1) Plantains are a stable in most Latin American countries.
2) Plantains are considered fruit but treated like a vegetable.
3) Green plantains are not easy to peel, just takes patience to master the technique and
4) I will never tire of saying: if your supermarket does not carry plantains, just ask.
OK, on with the show!
Yummy to say the least, plantains can be prepared as tostones when they are green, and as maduros when they start turning yellow. Maduro is actually the Spanish word for ripe. I guess the easiest way to explain: Green plantains equals savory; Yellow plantains equals sweet.
Another big difference: Green plantains are fried twice, and in between the first and second fry they need to be smashed for chips--tostones, or molded for cups--tostones rellenos. The kitchen gadget that does the molding is called a tostonera. I use: Tostobueno, the Ultimate Tostonera.
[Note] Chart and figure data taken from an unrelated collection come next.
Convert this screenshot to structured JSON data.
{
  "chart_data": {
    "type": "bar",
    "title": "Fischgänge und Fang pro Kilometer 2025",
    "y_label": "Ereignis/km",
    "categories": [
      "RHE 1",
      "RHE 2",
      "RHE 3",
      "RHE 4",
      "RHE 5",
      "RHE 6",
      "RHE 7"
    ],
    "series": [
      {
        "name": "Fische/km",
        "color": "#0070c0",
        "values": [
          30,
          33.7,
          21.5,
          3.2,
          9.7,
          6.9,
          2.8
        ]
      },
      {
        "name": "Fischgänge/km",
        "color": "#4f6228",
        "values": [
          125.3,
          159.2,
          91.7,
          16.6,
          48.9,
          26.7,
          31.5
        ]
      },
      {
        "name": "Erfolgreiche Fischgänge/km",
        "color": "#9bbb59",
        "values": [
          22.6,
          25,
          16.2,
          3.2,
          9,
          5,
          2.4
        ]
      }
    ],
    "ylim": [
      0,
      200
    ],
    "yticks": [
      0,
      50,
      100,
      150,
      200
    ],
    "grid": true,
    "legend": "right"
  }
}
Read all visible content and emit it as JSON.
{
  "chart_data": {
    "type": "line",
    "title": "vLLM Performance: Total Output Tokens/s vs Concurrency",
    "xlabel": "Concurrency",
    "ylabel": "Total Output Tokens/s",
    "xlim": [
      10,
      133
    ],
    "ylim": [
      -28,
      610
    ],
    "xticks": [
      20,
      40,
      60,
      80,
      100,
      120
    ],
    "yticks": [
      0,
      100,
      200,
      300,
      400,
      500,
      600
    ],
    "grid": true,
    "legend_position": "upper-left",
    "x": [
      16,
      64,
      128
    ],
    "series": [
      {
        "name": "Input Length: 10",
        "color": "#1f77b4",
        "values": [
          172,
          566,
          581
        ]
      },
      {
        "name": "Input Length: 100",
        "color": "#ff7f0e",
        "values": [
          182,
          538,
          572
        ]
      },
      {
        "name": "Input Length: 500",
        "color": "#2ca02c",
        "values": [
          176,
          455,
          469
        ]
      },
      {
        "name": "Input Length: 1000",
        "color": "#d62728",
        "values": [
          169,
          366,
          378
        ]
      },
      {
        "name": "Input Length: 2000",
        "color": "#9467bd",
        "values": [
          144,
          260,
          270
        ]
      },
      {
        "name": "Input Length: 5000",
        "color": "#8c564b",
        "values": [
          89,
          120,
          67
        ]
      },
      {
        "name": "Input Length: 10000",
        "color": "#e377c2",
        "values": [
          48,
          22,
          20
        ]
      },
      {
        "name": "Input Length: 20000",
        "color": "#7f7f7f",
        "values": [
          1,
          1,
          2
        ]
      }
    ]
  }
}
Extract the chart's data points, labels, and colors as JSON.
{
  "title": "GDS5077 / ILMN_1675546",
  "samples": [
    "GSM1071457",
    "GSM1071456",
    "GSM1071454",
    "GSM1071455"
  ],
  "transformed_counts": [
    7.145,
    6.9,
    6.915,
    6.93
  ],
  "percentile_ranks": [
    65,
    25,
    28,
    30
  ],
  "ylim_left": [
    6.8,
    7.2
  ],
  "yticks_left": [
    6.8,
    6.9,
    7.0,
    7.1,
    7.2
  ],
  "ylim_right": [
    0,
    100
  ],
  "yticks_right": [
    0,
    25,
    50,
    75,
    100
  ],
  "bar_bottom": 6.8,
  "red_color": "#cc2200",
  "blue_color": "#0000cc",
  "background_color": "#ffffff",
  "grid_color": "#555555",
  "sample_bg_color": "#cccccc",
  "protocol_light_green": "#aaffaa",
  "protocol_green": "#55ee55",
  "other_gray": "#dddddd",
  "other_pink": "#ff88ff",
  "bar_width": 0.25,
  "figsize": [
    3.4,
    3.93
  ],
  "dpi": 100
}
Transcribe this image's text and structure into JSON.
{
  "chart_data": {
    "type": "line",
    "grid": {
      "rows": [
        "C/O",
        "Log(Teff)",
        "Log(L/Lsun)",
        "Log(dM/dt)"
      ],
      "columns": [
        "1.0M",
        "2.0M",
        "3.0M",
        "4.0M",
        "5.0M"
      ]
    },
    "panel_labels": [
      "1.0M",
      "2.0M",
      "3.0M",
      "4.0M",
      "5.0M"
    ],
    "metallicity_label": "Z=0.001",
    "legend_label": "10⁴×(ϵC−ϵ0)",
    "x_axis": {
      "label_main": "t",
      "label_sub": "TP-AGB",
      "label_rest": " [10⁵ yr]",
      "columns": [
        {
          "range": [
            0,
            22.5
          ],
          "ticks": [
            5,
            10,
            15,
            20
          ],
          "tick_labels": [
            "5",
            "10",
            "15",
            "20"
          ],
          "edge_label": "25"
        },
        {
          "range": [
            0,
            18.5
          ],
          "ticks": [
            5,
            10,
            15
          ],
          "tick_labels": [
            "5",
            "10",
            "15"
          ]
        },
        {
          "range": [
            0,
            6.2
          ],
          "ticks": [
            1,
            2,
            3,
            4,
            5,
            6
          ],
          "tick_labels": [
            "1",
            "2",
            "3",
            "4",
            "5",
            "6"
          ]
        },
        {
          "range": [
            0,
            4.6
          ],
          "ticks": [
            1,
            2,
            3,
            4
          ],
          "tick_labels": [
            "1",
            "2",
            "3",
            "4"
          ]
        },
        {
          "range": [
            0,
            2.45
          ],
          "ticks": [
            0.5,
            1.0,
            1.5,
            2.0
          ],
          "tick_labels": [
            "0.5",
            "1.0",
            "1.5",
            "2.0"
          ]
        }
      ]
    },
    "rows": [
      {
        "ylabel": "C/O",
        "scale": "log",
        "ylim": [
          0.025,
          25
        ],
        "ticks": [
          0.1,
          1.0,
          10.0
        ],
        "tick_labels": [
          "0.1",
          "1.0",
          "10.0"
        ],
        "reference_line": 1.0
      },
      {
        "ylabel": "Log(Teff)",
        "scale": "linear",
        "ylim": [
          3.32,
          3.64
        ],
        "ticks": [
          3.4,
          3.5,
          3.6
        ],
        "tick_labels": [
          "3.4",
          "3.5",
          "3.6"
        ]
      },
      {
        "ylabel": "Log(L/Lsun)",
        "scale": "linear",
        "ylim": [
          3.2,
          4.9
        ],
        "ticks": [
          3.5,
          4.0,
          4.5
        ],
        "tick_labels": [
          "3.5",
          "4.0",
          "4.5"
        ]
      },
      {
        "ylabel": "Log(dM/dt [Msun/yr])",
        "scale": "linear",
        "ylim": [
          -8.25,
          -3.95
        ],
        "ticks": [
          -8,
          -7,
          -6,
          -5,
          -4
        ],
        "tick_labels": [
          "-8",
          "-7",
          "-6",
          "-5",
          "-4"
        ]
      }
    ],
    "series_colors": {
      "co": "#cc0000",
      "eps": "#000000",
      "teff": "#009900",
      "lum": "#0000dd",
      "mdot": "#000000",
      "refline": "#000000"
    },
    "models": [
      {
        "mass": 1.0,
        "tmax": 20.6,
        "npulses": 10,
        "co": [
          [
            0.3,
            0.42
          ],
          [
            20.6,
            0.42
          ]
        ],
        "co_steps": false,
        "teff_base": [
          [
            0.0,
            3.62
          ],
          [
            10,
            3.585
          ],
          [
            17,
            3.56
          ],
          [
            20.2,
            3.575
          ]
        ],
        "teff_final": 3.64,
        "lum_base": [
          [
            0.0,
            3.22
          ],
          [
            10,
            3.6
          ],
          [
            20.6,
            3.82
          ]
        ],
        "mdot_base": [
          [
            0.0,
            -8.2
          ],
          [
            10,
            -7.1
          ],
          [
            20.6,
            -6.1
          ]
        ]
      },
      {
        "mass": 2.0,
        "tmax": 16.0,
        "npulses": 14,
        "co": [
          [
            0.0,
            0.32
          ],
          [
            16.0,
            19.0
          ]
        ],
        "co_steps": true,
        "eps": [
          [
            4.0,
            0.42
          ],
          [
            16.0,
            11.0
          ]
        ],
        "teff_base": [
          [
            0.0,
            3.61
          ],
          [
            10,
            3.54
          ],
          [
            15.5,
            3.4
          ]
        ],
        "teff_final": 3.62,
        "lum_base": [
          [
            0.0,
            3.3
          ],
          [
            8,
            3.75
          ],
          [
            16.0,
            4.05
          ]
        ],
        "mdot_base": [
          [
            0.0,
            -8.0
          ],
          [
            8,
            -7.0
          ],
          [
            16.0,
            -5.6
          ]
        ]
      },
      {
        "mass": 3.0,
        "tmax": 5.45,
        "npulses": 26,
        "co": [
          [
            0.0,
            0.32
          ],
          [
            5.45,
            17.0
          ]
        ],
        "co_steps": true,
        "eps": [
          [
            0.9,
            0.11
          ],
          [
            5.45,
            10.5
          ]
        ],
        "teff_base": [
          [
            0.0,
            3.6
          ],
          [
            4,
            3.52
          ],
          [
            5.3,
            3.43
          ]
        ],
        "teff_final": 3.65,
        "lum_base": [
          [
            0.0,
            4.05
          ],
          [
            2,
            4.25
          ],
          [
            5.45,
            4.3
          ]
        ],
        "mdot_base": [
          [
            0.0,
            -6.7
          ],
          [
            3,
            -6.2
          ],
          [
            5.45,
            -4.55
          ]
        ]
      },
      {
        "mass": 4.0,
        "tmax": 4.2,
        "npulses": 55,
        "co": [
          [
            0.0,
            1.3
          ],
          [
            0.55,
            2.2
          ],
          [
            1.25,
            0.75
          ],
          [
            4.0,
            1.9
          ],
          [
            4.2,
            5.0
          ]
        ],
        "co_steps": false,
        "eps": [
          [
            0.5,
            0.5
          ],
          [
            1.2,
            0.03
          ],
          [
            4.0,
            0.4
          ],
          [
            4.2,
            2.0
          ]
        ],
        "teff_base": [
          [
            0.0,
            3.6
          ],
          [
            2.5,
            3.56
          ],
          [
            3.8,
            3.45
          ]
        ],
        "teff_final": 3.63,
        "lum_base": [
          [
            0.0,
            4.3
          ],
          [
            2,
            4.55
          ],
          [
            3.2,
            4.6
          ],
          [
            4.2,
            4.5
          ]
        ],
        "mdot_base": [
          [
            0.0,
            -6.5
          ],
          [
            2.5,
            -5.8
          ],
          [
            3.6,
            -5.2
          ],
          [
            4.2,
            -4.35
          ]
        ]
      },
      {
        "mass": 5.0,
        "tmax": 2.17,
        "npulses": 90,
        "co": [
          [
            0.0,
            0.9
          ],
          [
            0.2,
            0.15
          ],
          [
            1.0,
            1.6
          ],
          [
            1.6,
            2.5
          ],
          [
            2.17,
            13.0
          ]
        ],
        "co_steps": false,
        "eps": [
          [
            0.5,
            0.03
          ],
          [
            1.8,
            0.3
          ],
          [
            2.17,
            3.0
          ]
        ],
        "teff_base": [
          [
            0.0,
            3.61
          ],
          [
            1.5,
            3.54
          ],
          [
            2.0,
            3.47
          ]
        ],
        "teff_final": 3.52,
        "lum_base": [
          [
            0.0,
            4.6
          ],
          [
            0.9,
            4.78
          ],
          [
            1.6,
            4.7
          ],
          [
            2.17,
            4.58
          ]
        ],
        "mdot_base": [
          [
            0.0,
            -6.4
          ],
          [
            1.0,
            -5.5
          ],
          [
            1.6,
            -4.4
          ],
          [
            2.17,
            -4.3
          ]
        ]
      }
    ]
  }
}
I'd be lost without mine, and it's a green product.
Yellow plantains are fried only once, and no molding involved, just the initial cut, and fry.
There are dishes that can be prepared when they turn black; that we will not cover today.
Ah, one more toston insight. As toston chips "tostones" or "maduros", they are served along side just about every Latino dish imaginable. They make for great appetizers as toston cups or a complete meal, even. And let's not forget dessert. Some apple pie filling with ice cream on a bed of chocolate, and you are good to go!
Step 1: This Is a Green Plantain
When it is green, the plantain is at its least ripeness.
Step 2: Levels of Ripeness.
Today our Instructable is only about yellow plantains, and not the fully ripe black plantain you see here. Again, plantains start green and will turn fully black on their own.
I've included a video of the black plantain, so you can get an idea of it's texture. If I wasn't shooting the video, I would have poked the plantain just so that you can see how, well, how mushie it gets in its ripest stage.
Step 3: The Peel
Much much easier that the peel for the green plantain.
1) Like with the green, start by cutting the ends.
2) The plantain hold to start the peeling process.
3) Just run the knife from top to bottom.
4) Peel the skin away from the plantain with your thumb, from top to bottom.
5) And, finally, pull the skin off.
This is very easy.
I have included my video on how to peel a green plantain, so that you see the difference.
Step 4: The Cut
Like butter. The knife slices right through.
Step 5: The Thickness of Cut
I like them thin and crispy, but that's me.
Step 6: Difference in Texture Between Green and Ripe Plantain
I know we are talking texture, but take a close look at the slice between the two. The slice on the maduros is at an angle; green plantains are a straight cut.
Step 7: The Fry - Just Once. Not Twice Like the Green Plantains.
Step 8: To Crisp or Not to Crisp.
I like them a little crispy. They don't have to be. It's really your preferance. The night these were cooked, it was a large family gathering. At the dinner table, we had a non-Hispanic, who had never heard from plantains. Let's say she left wanting more. SHE LOVED THEM!